Gary Moore

Personal information
- Date of birth: 4 November 1945
- Place of birth: Sedgefield, England
- Date of death: 20 November 2021 (aged 76)
- Height: 6 ft 2 in (1.88 m)
- Position: Forward

Youth career
- –1964: Sunderland

Senior career*
- Years: Team / Apps / (Gls)
- 1964–1966: Sunderland / 13 / (2)
- 1966–1968: Grimsby Town / 53 / (15)
- 1968–1974: Southend United / 164 / (46)
- 1974: → Colchester United (loan) / 11 / (7)
- 1974–1976: Chester / 43 / (4)
- 1976–1978: Swansea City / 34 / (9)

= Gary Moore (footballer, born 1945) =

English footballer

Gary Moore (4 November 1945 – 20 November 2021) was an English footballer who played in The Football League.

==Career==
Moore, born in Sedgefield, County Durham, gained school representative honours with Sunderland Boys and Durham County Boys, he then signed for Sunderland as an amateur when he was still 15. At 16 he played for the England Youth Team and became a full-time professional at 17. After six seasons at Roker Park, Moore was transferred to Grimsby, where he notched up 15 goals in an 18 months stay.
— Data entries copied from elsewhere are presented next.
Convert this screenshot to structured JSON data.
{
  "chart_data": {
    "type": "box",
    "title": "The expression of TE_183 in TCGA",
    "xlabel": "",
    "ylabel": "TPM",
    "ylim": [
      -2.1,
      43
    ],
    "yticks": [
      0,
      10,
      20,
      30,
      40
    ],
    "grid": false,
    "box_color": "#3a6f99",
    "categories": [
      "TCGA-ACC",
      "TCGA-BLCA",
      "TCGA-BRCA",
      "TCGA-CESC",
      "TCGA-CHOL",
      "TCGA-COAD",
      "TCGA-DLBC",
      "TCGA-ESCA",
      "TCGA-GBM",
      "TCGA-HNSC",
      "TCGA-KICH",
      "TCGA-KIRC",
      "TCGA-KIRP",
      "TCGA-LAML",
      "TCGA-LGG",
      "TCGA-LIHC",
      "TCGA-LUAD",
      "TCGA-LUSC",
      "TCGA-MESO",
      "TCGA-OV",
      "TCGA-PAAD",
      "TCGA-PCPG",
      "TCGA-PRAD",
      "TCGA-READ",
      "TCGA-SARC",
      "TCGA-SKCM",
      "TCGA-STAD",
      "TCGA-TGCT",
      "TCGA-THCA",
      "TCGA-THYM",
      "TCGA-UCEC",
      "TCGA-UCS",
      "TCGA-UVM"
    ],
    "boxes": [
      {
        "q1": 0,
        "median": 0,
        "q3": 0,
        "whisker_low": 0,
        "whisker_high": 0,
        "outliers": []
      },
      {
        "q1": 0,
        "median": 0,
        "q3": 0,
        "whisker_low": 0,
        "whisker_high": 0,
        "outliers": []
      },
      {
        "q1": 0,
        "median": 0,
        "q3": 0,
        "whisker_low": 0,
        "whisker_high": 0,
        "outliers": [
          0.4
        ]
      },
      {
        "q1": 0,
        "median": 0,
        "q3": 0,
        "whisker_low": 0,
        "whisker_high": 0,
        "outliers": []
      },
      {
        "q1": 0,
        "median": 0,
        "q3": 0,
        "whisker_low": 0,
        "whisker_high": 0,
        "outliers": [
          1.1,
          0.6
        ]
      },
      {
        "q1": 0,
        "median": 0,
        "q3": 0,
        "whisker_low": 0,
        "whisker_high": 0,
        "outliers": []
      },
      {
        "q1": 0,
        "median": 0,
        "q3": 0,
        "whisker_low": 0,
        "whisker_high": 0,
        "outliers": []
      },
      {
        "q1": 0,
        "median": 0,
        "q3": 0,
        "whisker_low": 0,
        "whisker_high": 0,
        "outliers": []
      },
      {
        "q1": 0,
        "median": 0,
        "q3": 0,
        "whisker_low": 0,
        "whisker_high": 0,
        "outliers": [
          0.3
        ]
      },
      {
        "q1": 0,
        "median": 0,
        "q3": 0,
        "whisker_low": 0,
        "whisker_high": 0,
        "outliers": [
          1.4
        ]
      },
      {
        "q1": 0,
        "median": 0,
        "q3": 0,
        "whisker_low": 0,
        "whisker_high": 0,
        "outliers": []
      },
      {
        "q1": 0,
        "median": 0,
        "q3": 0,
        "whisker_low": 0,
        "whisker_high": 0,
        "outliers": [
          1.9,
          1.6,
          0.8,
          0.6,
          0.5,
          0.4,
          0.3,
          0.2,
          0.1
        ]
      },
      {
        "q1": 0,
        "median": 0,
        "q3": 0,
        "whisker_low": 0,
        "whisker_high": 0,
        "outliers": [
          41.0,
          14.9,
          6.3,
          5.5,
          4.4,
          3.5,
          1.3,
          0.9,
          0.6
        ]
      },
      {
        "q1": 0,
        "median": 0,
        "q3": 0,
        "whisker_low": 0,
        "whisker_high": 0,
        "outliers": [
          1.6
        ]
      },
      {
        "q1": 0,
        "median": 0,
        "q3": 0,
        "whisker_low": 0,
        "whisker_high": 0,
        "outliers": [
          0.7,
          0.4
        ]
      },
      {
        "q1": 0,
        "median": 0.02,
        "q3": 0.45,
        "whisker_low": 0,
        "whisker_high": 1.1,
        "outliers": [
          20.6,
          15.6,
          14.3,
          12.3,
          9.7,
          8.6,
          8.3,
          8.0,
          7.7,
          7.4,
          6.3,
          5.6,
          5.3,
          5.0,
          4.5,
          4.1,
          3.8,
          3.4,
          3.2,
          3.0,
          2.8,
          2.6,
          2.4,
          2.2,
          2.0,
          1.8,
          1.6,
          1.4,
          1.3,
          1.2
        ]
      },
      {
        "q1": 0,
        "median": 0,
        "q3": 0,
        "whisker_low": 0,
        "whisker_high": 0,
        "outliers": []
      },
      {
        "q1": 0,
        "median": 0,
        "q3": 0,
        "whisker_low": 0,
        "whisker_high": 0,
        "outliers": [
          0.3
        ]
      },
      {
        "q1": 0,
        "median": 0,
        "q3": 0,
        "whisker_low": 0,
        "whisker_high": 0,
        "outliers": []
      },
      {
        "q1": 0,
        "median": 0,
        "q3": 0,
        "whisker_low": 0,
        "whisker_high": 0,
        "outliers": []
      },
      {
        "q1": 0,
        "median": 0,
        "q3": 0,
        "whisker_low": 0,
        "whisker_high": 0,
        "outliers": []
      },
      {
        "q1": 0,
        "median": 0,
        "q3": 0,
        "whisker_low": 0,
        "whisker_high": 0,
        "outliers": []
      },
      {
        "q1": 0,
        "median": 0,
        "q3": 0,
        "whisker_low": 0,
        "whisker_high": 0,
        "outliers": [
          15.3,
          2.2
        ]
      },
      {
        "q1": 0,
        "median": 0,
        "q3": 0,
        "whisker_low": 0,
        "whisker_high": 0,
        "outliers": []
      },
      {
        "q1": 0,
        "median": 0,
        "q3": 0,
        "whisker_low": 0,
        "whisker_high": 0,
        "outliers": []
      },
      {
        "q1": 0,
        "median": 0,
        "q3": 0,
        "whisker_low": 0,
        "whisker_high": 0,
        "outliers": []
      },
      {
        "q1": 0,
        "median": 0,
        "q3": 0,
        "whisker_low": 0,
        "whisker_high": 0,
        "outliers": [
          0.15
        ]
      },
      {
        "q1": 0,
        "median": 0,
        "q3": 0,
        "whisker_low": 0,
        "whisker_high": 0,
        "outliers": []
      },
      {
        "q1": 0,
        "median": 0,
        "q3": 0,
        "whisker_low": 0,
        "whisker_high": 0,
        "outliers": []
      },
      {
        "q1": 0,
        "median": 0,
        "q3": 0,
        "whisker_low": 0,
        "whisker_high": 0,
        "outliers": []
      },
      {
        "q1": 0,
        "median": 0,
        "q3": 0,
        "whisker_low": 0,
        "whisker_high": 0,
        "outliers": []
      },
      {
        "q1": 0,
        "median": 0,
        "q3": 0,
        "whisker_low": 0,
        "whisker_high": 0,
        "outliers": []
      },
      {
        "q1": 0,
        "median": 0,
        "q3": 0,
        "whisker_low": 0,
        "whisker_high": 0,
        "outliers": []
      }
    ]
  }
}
When he arrived at Roots Hall, he was yet another in the long line of North-countrymen to move to Southend in an effort to find fame and fortune with United. He made 164 league appearances with Southend, and had a successful loan spell at Essex rivals Colchester. He later moved on to Chester, where he scored in the Football League Cup semi-final against Aston Villa, and then Swansea before retiring through injury.